En sus cuatro años de andadura, la narcosala, cuyo objetivo es mejorar la calidad de vida tanto a nivel sanitario como social de los usuarios mediante consumos «higiénicos y supervisados», ha atendido a un total de 1.830 personas, de las que alrededor de trescientas acudieron por primera vez en este ejercicio. La mayoría de los usuarios están empadronados en Vizcaya, tienen estudios de carácter primario y su modo de subsistencia son las prestaciones sociales o, simplemente, «se buscan la vida en la calle». Cerca del 84% son hombres y la edad media de los que acuden a la sala ronda los 36 años en el caso de las mujeres y los 39 en el de los varones.

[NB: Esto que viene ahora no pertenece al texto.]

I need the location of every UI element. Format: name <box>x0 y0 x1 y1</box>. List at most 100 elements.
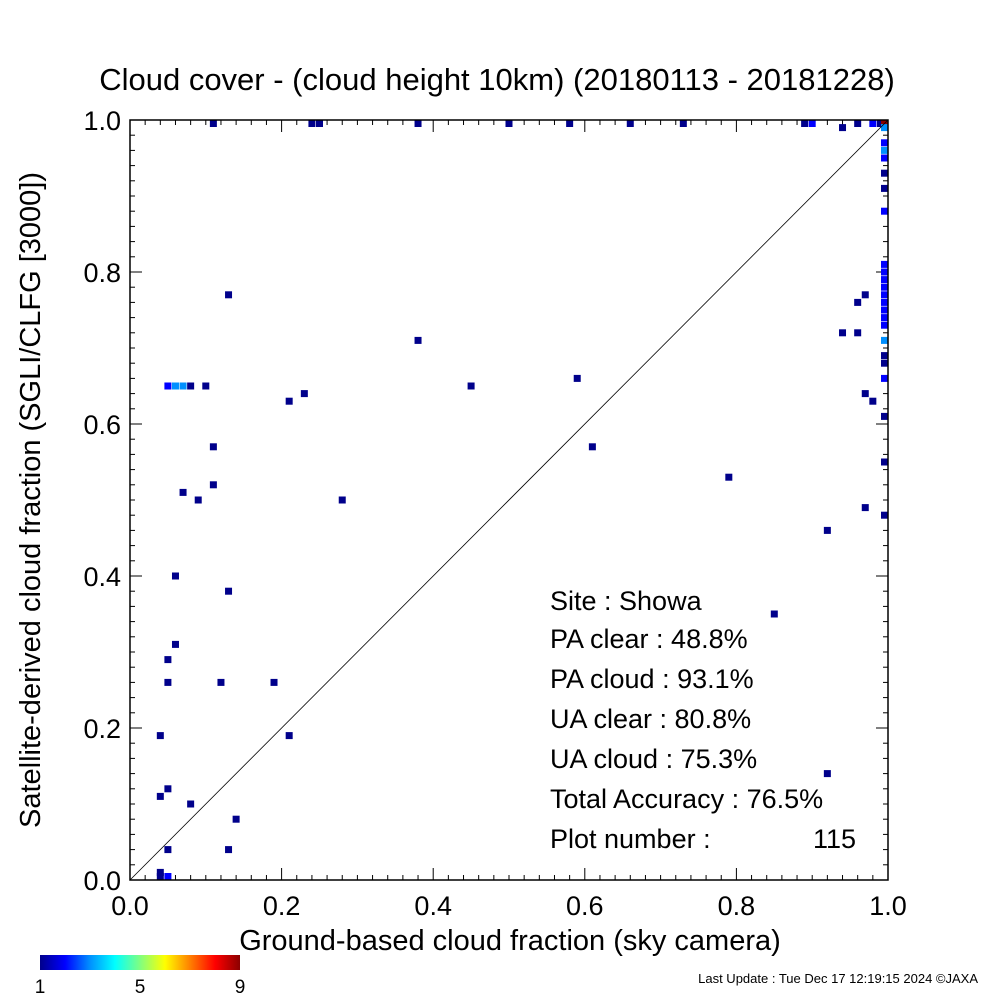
data-point <box>861 504 869 512</box>
data-point <box>725 473 733 481</box>
x-tick-label: 1.0 <box>869 891 907 921</box>
data-point <box>861 390 869 398</box>
stat-plot-number-value: 115 <box>813 824 856 854</box>
data-point <box>770 610 778 618</box>
data-point <box>839 329 847 337</box>
colorbar-tick-label: 1 <box>35 977 46 998</box>
data-point <box>881 314 888 322</box>
data-point <box>573 374 581 382</box>
data-point <box>232 815 240 823</box>
data-point <box>285 732 293 740</box>
colorbar-tick-label: 9 <box>235 977 246 998</box>
data-point <box>881 511 888 519</box>
data-point <box>505 120 513 127</box>
data-point <box>156 873 164 880</box>
data-point <box>881 268 888 276</box>
data-point <box>156 868 164 876</box>
data-point <box>308 120 316 127</box>
data-point <box>156 792 164 800</box>
y-tick-label: 0.8 <box>83 258 121 288</box>
data-point <box>823 526 831 534</box>
data-point <box>171 382 179 390</box>
colorbar-tick-label: 5 <box>135 977 146 998</box>
data-point <box>179 382 187 390</box>
plot-frame <box>129 119 889 881</box>
data-point <box>881 412 888 420</box>
stat-site: Site : Showa <box>550 586 703 616</box>
stat-total-accuracy: Total Accuracy : 76.5% <box>550 784 823 814</box>
data-point <box>881 283 888 291</box>
data-point <box>881 146 888 154</box>
data-point <box>414 336 422 344</box>
data-point <box>588 443 596 451</box>
data-point <box>179 488 187 496</box>
data-point <box>881 306 888 314</box>
data-point <box>566 120 574 127</box>
data-point <box>316 120 323 127</box>
reference-line-1to1 <box>129 119 889 881</box>
data-point <box>187 800 195 808</box>
data-point <box>202 382 210 390</box>
data-point <box>881 139 888 147</box>
data-point <box>171 572 179 580</box>
data-point <box>854 298 862 306</box>
data-point <box>225 291 233 299</box>
x-tick-label: 0.2 <box>263 891 301 921</box>
data-point <box>626 120 634 127</box>
data-point <box>881 298 888 306</box>
y-axis-label: Satellite-derived cloud fraction (SGLI/C… <box>15 172 47 828</box>
data-point <box>156 732 164 740</box>
data-point <box>881 352 888 360</box>
last-update-footer: Last Update : Tue Dec 17 12:19:15 2024 ©… <box>698 971 978 986</box>
y-tick-label: 0.4 <box>83 562 121 592</box>
y-tick-label: 1.0 <box>83 106 121 136</box>
data-point <box>839 124 847 132</box>
data-point <box>869 120 877 127</box>
data-point <box>209 120 217 127</box>
data-point <box>881 359 888 367</box>
data-point <box>209 443 217 451</box>
data-point <box>881 184 888 192</box>
data-point <box>164 873 172 880</box>
data-point <box>823 770 831 778</box>
stat-ua-cloud: UA cloud : 75.3% <box>550 744 757 774</box>
x-tick-label: 0.8 <box>718 891 756 921</box>
data-point <box>164 846 172 854</box>
data-point <box>881 207 888 215</box>
data-point <box>881 169 888 177</box>
data-point <box>171 640 179 648</box>
data-point <box>881 336 888 344</box>
data-point <box>338 496 346 504</box>
data-point <box>164 656 172 664</box>
data-point <box>881 374 888 382</box>
data-point <box>801 120 809 127</box>
x-tick-label: 0.6 <box>566 891 604 921</box>
data-point <box>164 785 172 793</box>
data-point <box>881 124 888 132</box>
colorbar <box>40 955 240 970</box>
y-tick-label: 0.0 <box>83 866 121 896</box>
data-point <box>300 390 308 398</box>
x-tick-label: 0.0 <box>111 891 149 921</box>
chart-title: Cloud cover - (cloud height 10km) (20180… <box>99 62 895 97</box>
x-axis-label: Ground-based cloud fraction (sky camera) <box>239 925 781 957</box>
data-point <box>414 120 422 127</box>
stat-pa-cloud: PA cloud : 93.1% <box>550 664 754 694</box>
data-point <box>285 397 293 405</box>
data-point <box>881 321 888 329</box>
data-point <box>869 397 877 405</box>
data-point <box>209 481 217 489</box>
stat-ua-clear: UA clear : 80.8% <box>550 704 751 734</box>
data-point <box>679 120 687 127</box>
data-point <box>187 382 195 390</box>
data-point <box>881 276 888 284</box>
data-point <box>225 587 233 595</box>
data-point <box>881 154 888 162</box>
data-point <box>861 291 869 299</box>
data-point <box>194 496 202 504</box>
data-point <box>467 382 475 390</box>
data-point <box>876 120 884 127</box>
data-point <box>854 120 862 127</box>
data-point <box>881 291 888 299</box>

El 85% de los usuarios conoce la labor que realiza la narcosala a través del 'boca a boca' y el nivel de fidelización es alto. «La media suele acudir entre una y cinco veces al mes, pero también hay quienes entran unas doscientas veces», señaló el presidente de Médicos del Mundo, José Julio Pardo. En los últimos cuatro años se han supervisado un total de 96.387 consumos de menor riesgo -59.227 por vía inyectada, 27.435 por inhalada y 1.827 por esnifada-. En lo que va de año, la cifra asciende ya a 33.680 visitas, 4.700 más que el pasado. Los casos de sobredosis son mínimos: «Cinco al mes y ningún fallecimiento», revelaron.
Trabajo de calle
El segundo eje de trabajo de la Sala de Consumo Supervisado es el acceso a material higiénico. Desde 2003, la narcosala ha dispensado cerca de 220.000 jeringuillas, de las que 78.800 han sido utilizadas dentro de la propia sala. El resto correspondieron a 'kits' para un consumo inyectado de menor riesgo en el exterior. Además, el programa de recuperación de jeringuillas ha logrado hacerse con 192.000 unidades. En cuanto al resto de material distribuido, destaca el reparto de 3.465 portajeringuillas, 9.867 papeles de aluminio, 19.795 unidades de ácido cítrico, 5.860 compresores y 35.358 preservativos.
La educación en los hábitos más saludables y la disminución de barreras son otros dos de los apartados más importantes dentro de la narcosala. En este sentido, se han realizado cerca de 11.300 actuaciones socioeducativas, 300 talleres, 7.400 acciones de apoyo psicológico y más de 1.500 intervenciones específicas de formación en modos de consumo de menor riesgo. «Los hábitos se mantienen luego fuera», comentó el coordinador del centro, Javier Río.
Con el paso de los años, la sala espera atraer al mayor número de personas drogodependientes posible. Para ello, se han llevado a cabo más de doscientas salidas de trabajo de calle, cuyo objetivo es acercar el servicio a los usuarios potenciales. Asimismo, en un paso más hacia la atención integral de los que acuden a la narcosala, la SCS ha integrado dentro de sus prioridades analizar el nivel de satisfacción de sus usuarios, por lo que ha efectuado 200 encuestas a personas que consumen por vía inyectada de cara a mejorar la atención.
En cuanto a la aprobación de los vecinos, que en su día se mostraron contrarios a la puesta en marcha de la narcosala, el presidente de Médicos del Mundo aseguró que «la sala está, por fin, aceptada».